Rabu, 24 Oktober 2012

Draghi to Germans: The Market Is Wrong

On Wednesday, Mario Draghi, head of the European Central Bank, appeared before the German Bundestag to explain himself. In September the ECB announced a program of “Outright Monetary Transactions.” The bank will buy three-year member-state bonds in the secondary market, subject to what it delicately calls a “macroeconomic adjustment”—writing austerity into the member state’s budget. The program, the bank hopes, will lower the yields on these bonds, in turn lowering the state’s financing costs. Jens Weidmann, head of Germany’s Bundesbank, has said the action will just print money and even went so far as to compare it with an inflationary plan from the devil in Goethe’s Faust. This leaves Draghi with both an economic and a political problem. He has to save Europe from its sins. And still, even though the German Bundestag and high court have already nodded their approval of the ECB’s European Stability Mechanism, Draghi has to convince the Germans that he is not compounding Europe’s sins with more of his own.

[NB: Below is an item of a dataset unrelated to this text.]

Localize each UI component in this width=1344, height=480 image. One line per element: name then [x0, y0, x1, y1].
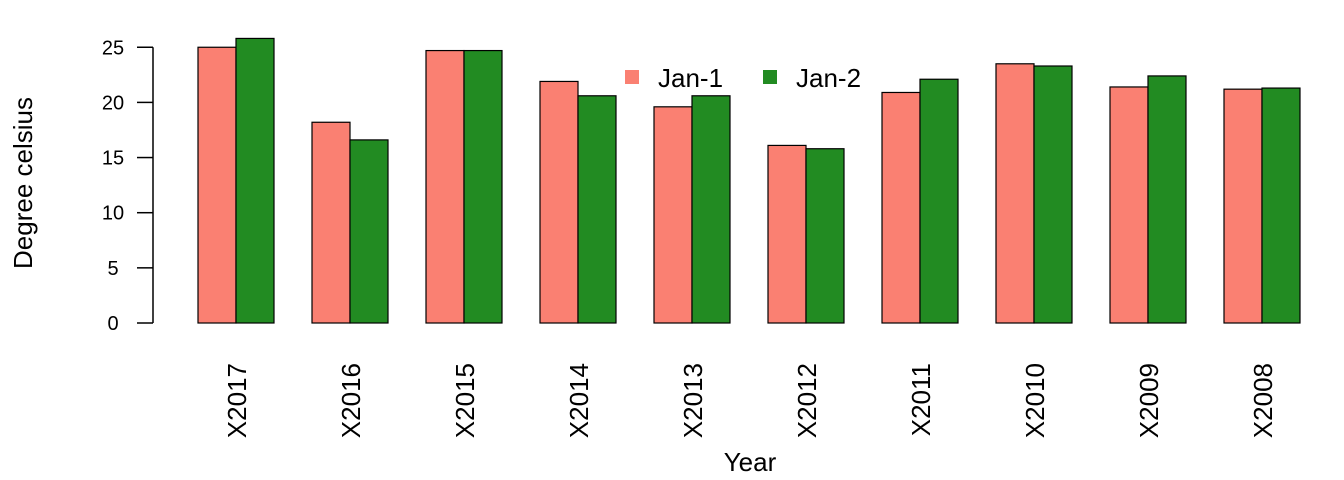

The market, he explained in his prepared opening statement, is wrong. A central bank can’t just set market lending rates. It sets the few it can directly control, then hopes those rates seep out into the market through what is called “monetary policy transmission.” In normal times, this transmission just works, unseen. In interesting times, it can become blocked. Banks in Europe, Draghi said, aren’t passing on low interest rates equally to all firms and households in the euro area. Here’s where a market purist would answer that investors perceive risk in Spain, and are pricing it in. Not completely so, says Draghi. Investors, he told the Bundestag, are “charging interest rates to countries they perceived to be the most vulnerable that [go] beyond levels warranted by economic fundamentals and justifiable risk premia.” This fear, he said, is “unfounded.” The market is wrong.

He would say that. He’s trying to get the market to relax. But there’s reason to believe him. When the financial crisis started, central banks had only a theoretical understanding of what might happen if they did anything other than move interest rates up or down. But five years have now passed since the first bank run in the U.K., and central banks are beginning to look at the empiric data of what’s actually been happening. Several recent papers support what Draghi is saying. Last year economists from the Peterson Institute for International Economics and the Federal Reserve Bank of New York found that, in the U.S., the Federal Reserve’s large-scale asset purchases “led to economically meaningful and long-lasting reductions in longer-term interest rates on a range of securities, including securities that that were not included in the purchase programs.”

This has been true in Europe, too. In July, Germany’s own Bundesbank looked at the effectiveness (PDF) of the ECB’s actions early in the crisis. It found that, after October of 2008, the bank had a harder time moving Euribor rates—what banks in Europe estimate they will be charged to borrow money from other banks—through traditional monetary policy. As Draghi explained to the Bundestag, monetary policy transmission stopped working. Moreover, the paper found that, by loading up its balance sheet late that year, the bank was able to exert a “significant influence” on Euribor rates, lowering them by at least 80 basis points. Germans and their parliamentarians, as they consider what Mario Draghi said Wednesday, should listen to the economists at their own bank. Central bankers can’t always just set interest rates and hope for the best. Draghi isn’t succumbing to an inflationary whim. He’s relying on what has become a best practice.